Sounds good! When Canon follows and makes this I will buy.


----------



## Sporgon (Jul 2, 2015)

sanj said:


> Sounds good! When Canon follows and makes this I will buy.



Thought you were a FF guy !


----------



## sanj (Jul 2, 2015)

Sporgon said:


> sanj said:
> 
> 
> > Sounds good! When Canon follows and makes this I will buy.
> ...



How could I miss that..... Yes you right. I got confused. I thought DX was full frame. Thanks for pointing out.


----------



## ajfotofilmagem (Jul 2, 2015)

Now I was envious of the APS-C Nikon users. I also feel envious of my Nikonians friends who own the great 35mm F1.8 DX.

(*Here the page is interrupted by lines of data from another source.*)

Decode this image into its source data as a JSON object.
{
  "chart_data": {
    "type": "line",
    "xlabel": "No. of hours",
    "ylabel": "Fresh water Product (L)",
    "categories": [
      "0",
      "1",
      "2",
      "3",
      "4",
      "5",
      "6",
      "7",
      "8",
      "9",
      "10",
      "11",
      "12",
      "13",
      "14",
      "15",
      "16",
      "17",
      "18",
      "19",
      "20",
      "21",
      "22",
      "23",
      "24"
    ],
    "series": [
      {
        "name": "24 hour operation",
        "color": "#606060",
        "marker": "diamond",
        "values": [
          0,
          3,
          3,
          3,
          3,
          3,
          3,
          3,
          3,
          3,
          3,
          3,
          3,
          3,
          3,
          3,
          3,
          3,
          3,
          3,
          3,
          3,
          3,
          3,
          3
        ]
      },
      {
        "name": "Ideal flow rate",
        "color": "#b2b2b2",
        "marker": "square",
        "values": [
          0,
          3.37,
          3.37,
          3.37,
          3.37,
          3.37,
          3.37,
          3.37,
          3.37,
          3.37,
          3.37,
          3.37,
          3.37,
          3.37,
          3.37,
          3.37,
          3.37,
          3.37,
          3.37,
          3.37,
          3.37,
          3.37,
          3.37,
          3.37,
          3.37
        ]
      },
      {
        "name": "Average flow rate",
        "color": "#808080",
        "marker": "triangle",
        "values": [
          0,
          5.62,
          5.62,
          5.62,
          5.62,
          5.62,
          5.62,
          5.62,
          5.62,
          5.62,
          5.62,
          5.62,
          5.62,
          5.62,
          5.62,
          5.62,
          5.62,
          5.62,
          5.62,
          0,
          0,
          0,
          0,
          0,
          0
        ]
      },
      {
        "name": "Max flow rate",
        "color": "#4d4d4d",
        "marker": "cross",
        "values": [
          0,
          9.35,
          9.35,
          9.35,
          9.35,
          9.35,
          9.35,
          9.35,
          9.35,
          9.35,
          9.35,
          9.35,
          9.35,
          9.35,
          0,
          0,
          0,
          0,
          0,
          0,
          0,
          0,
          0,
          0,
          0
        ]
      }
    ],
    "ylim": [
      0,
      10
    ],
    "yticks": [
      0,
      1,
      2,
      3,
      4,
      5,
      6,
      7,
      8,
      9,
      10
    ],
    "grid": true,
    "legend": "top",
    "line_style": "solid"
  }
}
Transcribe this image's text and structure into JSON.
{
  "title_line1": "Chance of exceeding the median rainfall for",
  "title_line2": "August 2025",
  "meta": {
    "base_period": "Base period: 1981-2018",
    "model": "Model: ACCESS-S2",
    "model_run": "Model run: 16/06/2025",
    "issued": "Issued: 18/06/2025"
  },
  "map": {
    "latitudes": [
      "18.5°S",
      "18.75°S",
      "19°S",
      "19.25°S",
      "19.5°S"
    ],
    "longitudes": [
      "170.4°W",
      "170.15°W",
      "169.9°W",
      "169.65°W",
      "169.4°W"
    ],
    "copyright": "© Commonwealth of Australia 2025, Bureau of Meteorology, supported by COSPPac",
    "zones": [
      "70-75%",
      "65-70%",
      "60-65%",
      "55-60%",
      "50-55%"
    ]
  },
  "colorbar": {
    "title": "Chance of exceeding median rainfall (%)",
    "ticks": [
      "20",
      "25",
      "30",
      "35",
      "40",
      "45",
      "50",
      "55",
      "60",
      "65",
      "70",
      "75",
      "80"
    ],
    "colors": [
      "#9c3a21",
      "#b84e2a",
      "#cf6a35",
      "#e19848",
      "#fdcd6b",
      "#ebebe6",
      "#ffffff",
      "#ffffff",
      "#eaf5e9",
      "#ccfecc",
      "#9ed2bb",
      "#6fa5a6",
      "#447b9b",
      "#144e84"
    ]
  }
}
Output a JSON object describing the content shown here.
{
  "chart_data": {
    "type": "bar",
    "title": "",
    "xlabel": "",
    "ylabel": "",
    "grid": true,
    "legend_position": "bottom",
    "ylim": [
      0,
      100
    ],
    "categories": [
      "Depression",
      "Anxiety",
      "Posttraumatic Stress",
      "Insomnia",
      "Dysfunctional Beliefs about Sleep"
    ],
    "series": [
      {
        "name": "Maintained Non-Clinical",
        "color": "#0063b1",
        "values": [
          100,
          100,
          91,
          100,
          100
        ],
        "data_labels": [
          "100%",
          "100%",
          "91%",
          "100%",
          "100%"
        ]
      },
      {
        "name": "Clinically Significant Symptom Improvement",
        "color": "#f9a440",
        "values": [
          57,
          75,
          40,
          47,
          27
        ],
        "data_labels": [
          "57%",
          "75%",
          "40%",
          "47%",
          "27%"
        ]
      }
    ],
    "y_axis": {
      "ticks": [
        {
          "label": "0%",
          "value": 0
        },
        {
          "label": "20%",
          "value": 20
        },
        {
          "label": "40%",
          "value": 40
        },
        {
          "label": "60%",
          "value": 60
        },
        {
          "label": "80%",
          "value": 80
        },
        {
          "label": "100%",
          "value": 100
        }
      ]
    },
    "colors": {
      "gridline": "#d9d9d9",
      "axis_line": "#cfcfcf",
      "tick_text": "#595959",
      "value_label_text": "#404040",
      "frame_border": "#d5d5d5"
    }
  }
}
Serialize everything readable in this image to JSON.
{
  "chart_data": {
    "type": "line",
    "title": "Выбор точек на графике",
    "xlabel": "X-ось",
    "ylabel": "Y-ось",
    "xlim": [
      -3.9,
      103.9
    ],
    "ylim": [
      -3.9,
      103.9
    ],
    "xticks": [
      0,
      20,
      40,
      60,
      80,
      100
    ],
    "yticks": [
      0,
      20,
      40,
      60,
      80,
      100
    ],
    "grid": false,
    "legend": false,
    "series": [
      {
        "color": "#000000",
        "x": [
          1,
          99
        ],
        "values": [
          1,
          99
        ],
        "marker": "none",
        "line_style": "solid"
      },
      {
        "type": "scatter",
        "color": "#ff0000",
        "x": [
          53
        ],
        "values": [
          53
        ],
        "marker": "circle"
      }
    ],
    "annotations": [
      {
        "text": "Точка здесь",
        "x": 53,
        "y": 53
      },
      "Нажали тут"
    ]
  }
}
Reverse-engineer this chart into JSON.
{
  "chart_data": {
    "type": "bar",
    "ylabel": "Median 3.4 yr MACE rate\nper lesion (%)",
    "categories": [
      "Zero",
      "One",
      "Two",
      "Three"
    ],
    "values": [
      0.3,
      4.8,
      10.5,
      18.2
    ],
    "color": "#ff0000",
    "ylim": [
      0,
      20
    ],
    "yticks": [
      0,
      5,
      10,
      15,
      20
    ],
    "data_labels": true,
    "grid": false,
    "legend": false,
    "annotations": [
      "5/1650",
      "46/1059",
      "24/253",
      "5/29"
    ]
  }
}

They also envious of me in other unbeatable Canon lenses.


----------



## andrewflo (Jul 3, 2015)

Was feeling envious of this lens for APS-C users until I saw the $1069 price tag. The Canon 17-55mm f/2.8 IS around the $800 price range feels a little bit more of a solid option to put any Nikon envy at bay


----------



## candc (Jul 3, 2015)

I don't want anything with an "ed" acronym.


----------



## candc (Jul 3, 2015)

dilbert said:


> 16-80 is a good focal length range.
> 
> On FF it would be 18-120.
> 
> If it was decent at the two extremes, that'd be a damn useful walk around lens!




Nikon dx is 1.5 crop factor so it would be 24-120 still very good


----------



## ajfotofilmagem (Jul 3, 2015)

dilbert said:


> 16-80 is a good focal length range.
> 
> On FF it would be 18-120.
> 
> If it was decent at the two extremes, that'd be a damn useful walk around lens!


This Nikon DX lens would be equivalent to a 24-120mm lens full frame. A zoom range "does it all" quite interesting.


----------



## Aglet (Jul 3, 2015)

The previous version was pretty decent and neck-and-neck with Canon's 15-85. Will be interesting to see what makes this new one worth the increased $.


----------



## andrei1989 (Jul 3, 2015)

the sigma 17-70 f/2.8-4 has a close range to this nikon but it's less than half the price...
if the nikon would have been around 6-700 $ it would have been nice and i would have considered it for my father..


----------



## psolberg (Jul 9, 2015)

oh an E lens in DX format. Thom hogan may have been right: nikon DX mirrorless using an F mount may happen after all. An adapter would be way easier to make than on a G lens.


----------